Everything is illuminated? Jonathan Safran Foer in interview.

By Berit Haugen Keyes

September, 2004

We turn to the anti-Bush campaign, which is where Safron Foer is now actively involved. The night before this interview, he took part in a reading to bring attention to the upcoming election. The event, labelled “State of emergency: Unconventional readings” included writers like Paul Auster, Don DeLillo, and Salman Rushdie. It was organised by the American branch of the writer’s group PEN. His main involvement has been with a group called Downtown for Democracy; culture professionals who canvass for regime change in the US, and support candidates who will fight for “individual liberty, social justice and participatory democracy”. Their main aim is voter mobilisation, especially in key swing states – to make sure people get out and vote – “for Kerry”.

Safron Foer is “deeply concerned” about what is happening to American culture, and believes the current administration is a threat to the freedom of speech and to civil liberties. “ They know what books people buy, what you take out of the library. Books from certain countries cannot get translated. There is something deeper going on here, a shift in the culture away from the values of decency and of freedom of expression, away from the idea that the more voices that exist the better to the opposite: one unified voice only.”

“People should be worried. The Government wields far too much power with way to few constraints. They have a completely different way of thinking about culture.”

In spite of his apprehensiveness about the direction America is moving in, he believes it is “totally reversible, we just have to work to reverse it” and that if Kerry wins things will change. “I am convinced that if Kerry wins, we will return to something like we had four years ago. I do not think there was anything like the current level of anti-Americanism while Clinton was in power.”
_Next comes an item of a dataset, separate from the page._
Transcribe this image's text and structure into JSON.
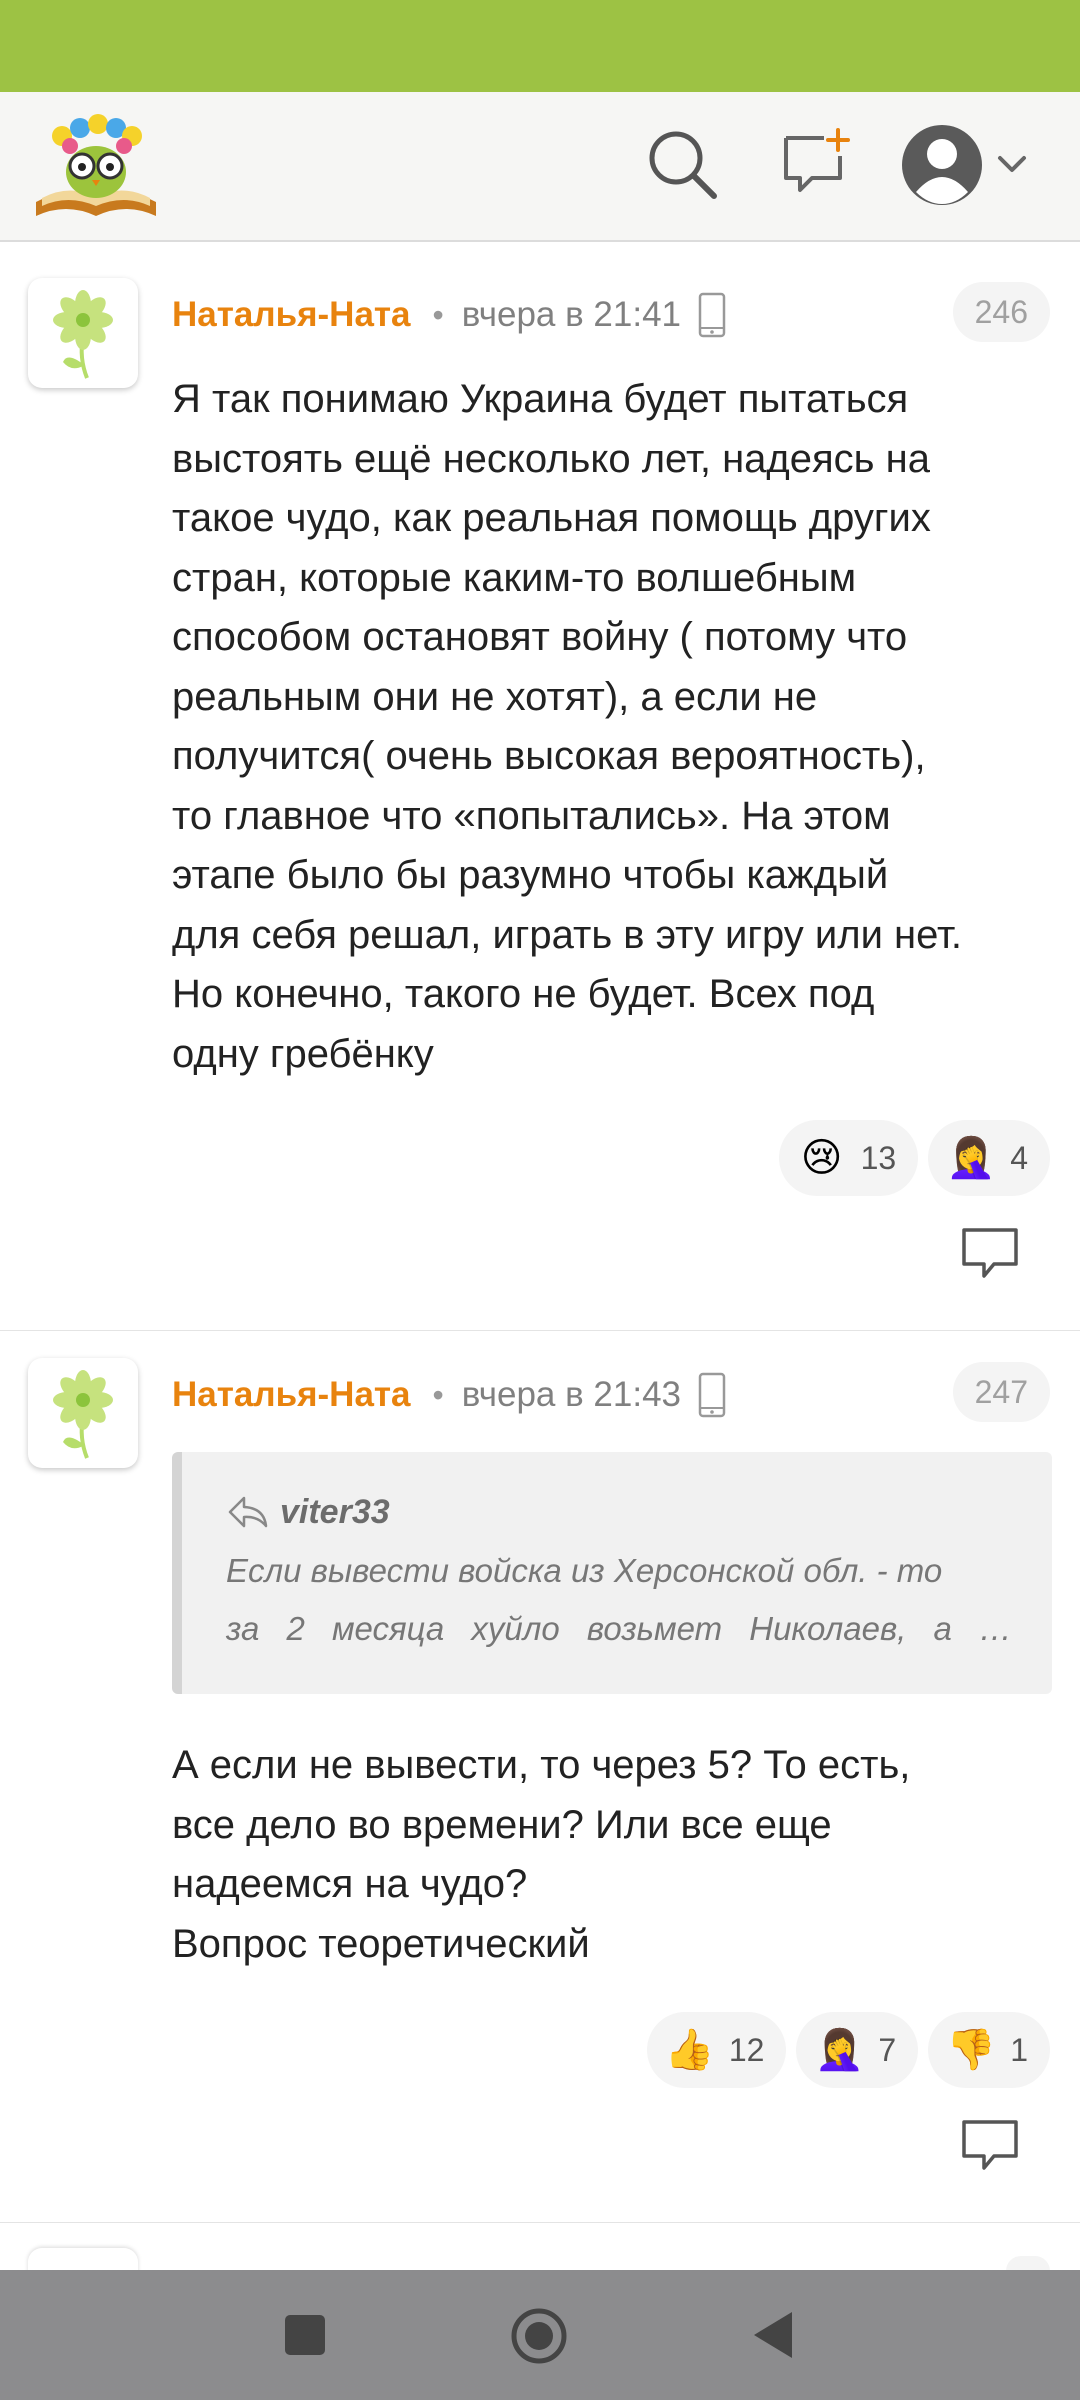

It all seems reasonable; here is a Democrat who believes a change of government will make a big difference. An American Jew that is concerned about what is happening in Israel. Surely there is nothing confusing in that? Yet, I find myself thinking that it seems far too simplistic – coming from a man who in his writing works so hard to reflect the complexities of the world around us. What he says about the threat to civil liberties and democracy is what you would expect from someone who has written a book such as “Everything is illuminated”. The idea that the problem be so easily resolved however is not.

Maybe for a more satisfactory answer I have to look to his next book. Foer has just completed another novel, which will be out in April. He is reluctant to talk about it and will say only a “very, very little bit: It is about a kid who lives in New York, his father was killed in the September 11 attacks, but the book is not really about that, but about this kid and his family and his adventures in New York” And is there a Jonathan Safron Foer in this book? “No, there is not”.

So this time he has not travelled quite so far for inspiration. A book about September 11 (even if “the book is not really about that), about today’s America, from a novelist like Jonathan Safron Foer is a fascinating prospect. Perhaps the unguarded novelist can find words that will reveal the true, complex human response to the tragedy better than the flag-waving, blinkered one currently in vogue. Unfortunately we have to wait until April 2005 to see.